To see the first point: mass one follows from $1=Z(1)=\int1d\mu$. Positivity first requires that the measure is real, which can be done by assuming it has an imaginary component "located" somewhere and integrating the square of bump functions near that place, positivity then follows from any positive function having a positive root and then $Z(f^2)=Z(f)^2≥0$.

---

There is a sort of standard story to this result, which is told in a Banach Algebra setting.

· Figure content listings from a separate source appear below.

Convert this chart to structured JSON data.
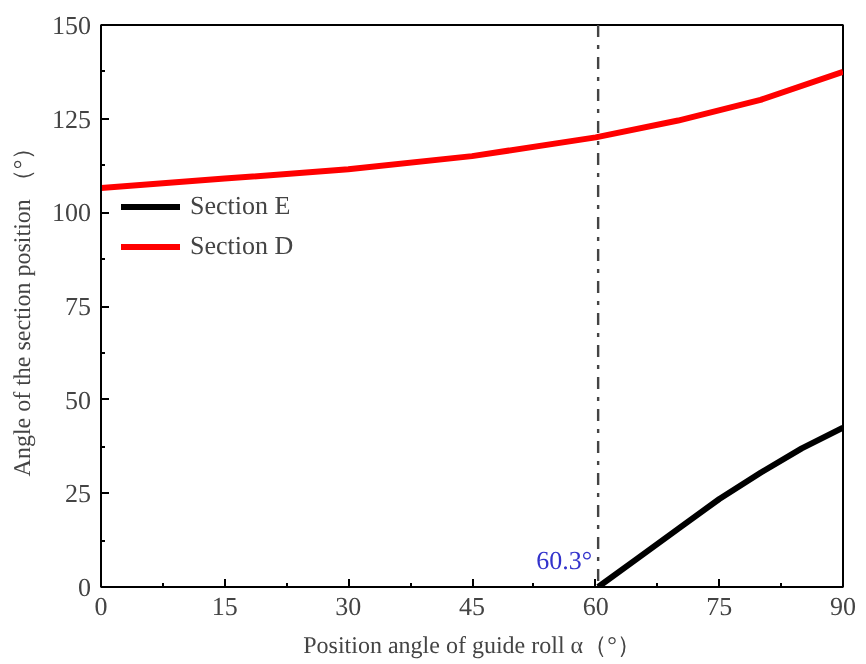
{
  "chart_data": {
    "type": "line",
    "xlabel": "Position angle of guide roll α（°）",
    "ylabel": "Angle of the section position （°）",
    "xlim": [
      0,
      90
    ],
    "ylim": [
      0,
      150
    ],
    "xticks": [
      0,
      15,
      30,
      45,
      60,
      75,
      90
    ],
    "yticks": [
      0,
      25,
      50,
      75,
      100,
      125,
      150
    ],
    "series": [
      {
        "name": "Section E",
        "color": "#000000",
        "x": [
          60.3,
          65,
          70,
          75,
          80,
          85,
          90
        ],
        "values": [
          0,
          7.5,
          15.5,
          23.5,
          30.5,
          37,
          42.5
        ]
      },
      {
        "name": "Section D",
        "color": "#ff0000",
        "x": [
          0,
          15,
          30,
          45,
          60,
          70,
          80,
          90
        ],
        "values": [
          106.5,
          109,
          111.5,
          115,
          120,
          124.5,
          130,
          137.5
        ]
      }
    ],
    "ref_lines": [
      {
        "axis": "x",
        "value": 60.3,
        "label": "60.3°",
        "color": "#444444",
        "line_style": "dashdot"
      }
    ],
    "legend": "top left",
    "grid": false
  }
}
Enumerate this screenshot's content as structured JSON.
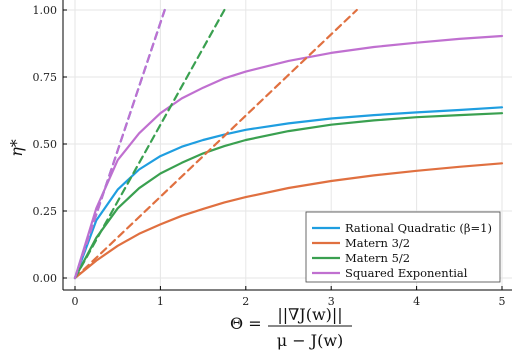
{
  "chart_data": {
    "type": "line",
    "xlabel": {
      "lhs": "Θ =",
      "numerator": "||∇J(w)||",
      "denominator": "μ − J(w)"
    },
    "ylabel": "η*",
    "xlim": [
      0,
      5
    ],
    "ylim": [
      0,
      1
    ],
    "x_ticks": [
      "0",
      "1",
      "2",
      "3",
      "4",
      "5"
    ],
    "y_ticks": [
      "0.00",
      "0.25",
      "0.50",
      "0.75",
      "1.00"
    ],
    "grid": true,
    "legend_position": "bottom-right",
    "x": [
      0,
      0.25,
      0.5,
      0.75,
      1,
      1.25,
      1.5,
      1.75,
      2,
      2.5,
      3,
      3.5,
      4,
      4.5,
      5
    ],
    "series": [
      {
        "name": "Rational Quadratic (β=1)",
        "color": "#1f9ee0",
        "style": "solid",
        "values": [
          0,
          0.215,
          0.33,
          0.405,
          0.455,
          0.49,
          0.515,
          0.535,
          0.553,
          0.577,
          0.595,
          0.608,
          0.618,
          0.627,
          0.637
        ]
      },
      {
        "name": "Matern 3/2",
        "color": "#e07040",
        "style": "solid",
        "values": [
          0,
          0.065,
          0.12,
          0.165,
          0.2,
          0.232,
          0.258,
          0.282,
          0.302,
          0.336,
          0.362,
          0.383,
          0.4,
          0.415,
          0.428
        ]
      },
      {
        "name": "Matern 5/2",
        "color": "#3aa050",
        "style": "solid",
        "values": [
          0,
          0.15,
          0.26,
          0.335,
          0.39,
          0.43,
          0.465,
          0.492,
          0.515,
          0.548,
          0.572,
          0.588,
          0.6,
          0.608,
          0.615
        ]
      },
      {
        "name": "Squared Exponential",
        "color": "#c070d0",
        "style": "solid",
        "values": [
          0,
          0.26,
          0.44,
          0.54,
          0.615,
          0.67,
          0.71,
          0.745,
          0.77,
          0.81,
          0.84,
          0.862,
          0.878,
          0.892,
          0.903
        ]
      },
      {
        "color": "#e07040",
        "style": "dashed",
        "x": [
          0,
          3.3
        ],
        "values": [
          0,
          1.0
        ]
      },
      {
        "color": "#3aa050",
        "style": "dashed",
        "x": [
          0,
          1.75
        ],
        "values": [
          0,
          1.0
        ]
      },
      {
        "color": "#1f9ee0",
        "style": "dashed",
        "x": [
          0,
          1.05
        ],
        "values": [
          0,
          1.0
        ]
      },
      {
        "color": "#c070d0",
        "style": "dashed",
        "x": [
          0,
          1.05
        ],
        "values": [
          0,
          1.0
        ]
      }
    ]
  }
}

$C[0,1]$ is a Banach algebra, as the product of two continuous functions is again continuous and $\|f\cdot g\|≤\|f\|\cdot\|g\|$. If $Z$ is a multiplicative linear map $C[0,1]\to\Bbb C$ you have that $\ker(Z)$ is an ideal. Indeed it must be a maximal ideal:

$Z$ induces a multiplicative map $\psi:C[0,1]/\ker(Z)\to \Bbb C$ with kernel $\{0\}$. This implies that $C[0,1]/Z$ is $\Bbb C$, since $\psi( x-\psi(x)1\,)=0$ implies $x=\psi(x)1$, so proportional to identity (since $Z(1)\overset!=1$). So $Z$ has to be a maximal ideal.

On the other hand maximal ideals in $C[0,1]$ are always of the form $N_x=\{f(x)=0\mid f\in C[0,1]\}$ for some $x$. This follows from showing that for an ideal $I$ the set $N(I)=\{x\mid f(x)=0\ \forall f\in I\}$ is not empty whenever $I\neq C[0,1]$ and then any proper ideal is contained in some $N_x$.

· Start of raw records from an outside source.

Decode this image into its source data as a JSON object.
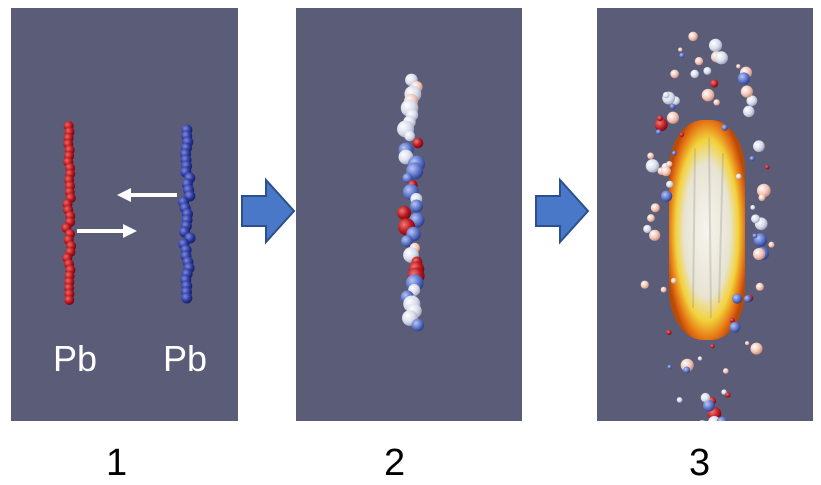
{
  "panels": [
    {
      "step": "1",
      "labels": {
        "left": "Pb",
        "right": "Pb"
      },
      "description_colors": {
        "left_nucleus": "#b8141e",
        "right_nucleus": "#2c3a9e",
        "collision_arrows": "#ffffff"
      }
    },
    {
      "step": "2"
    },
    {
      "step": "3"
    }
  ],
  "colors": {
    "panel_background": "#5a5c78",
    "transition_arrow": "#4a78c8",
    "transition_arrow_outline": "#2c4f8e",
    "fireball_core": "#f4f1e4",
    "fireball_mid": "#f2d23a",
    "fireball_edge": "#e36a10"
  },
  "icons": {
    "transition": "right-arrow-icon"
  }
}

To see $N(I)=\emptyset$ implies $I=C[0,1]$ let $f_x\in I$ be any function not-vanishing at $x$. It follows $|f_x|^2$ lies in $I$ and from continuity $|f_x|^2$ is strictly greater than $0$ in some open neighbourhood of $x$. One has this for every $x$ and since $[0,1]$ is compact one can thus find a finite amount of $x_1,..,x_n$ so that $\sum |f_{x_i}|^2>0$ everywhere. But this is in $I$ and invertible so $I=C[0,1]$.

$\ker(Z)=N_x$ means that $f-Z(f)\,1$ must be $0$ at $x$ and thus $\delta_x(f -Z(f)\,1)=f(x)-Z(f)=0$.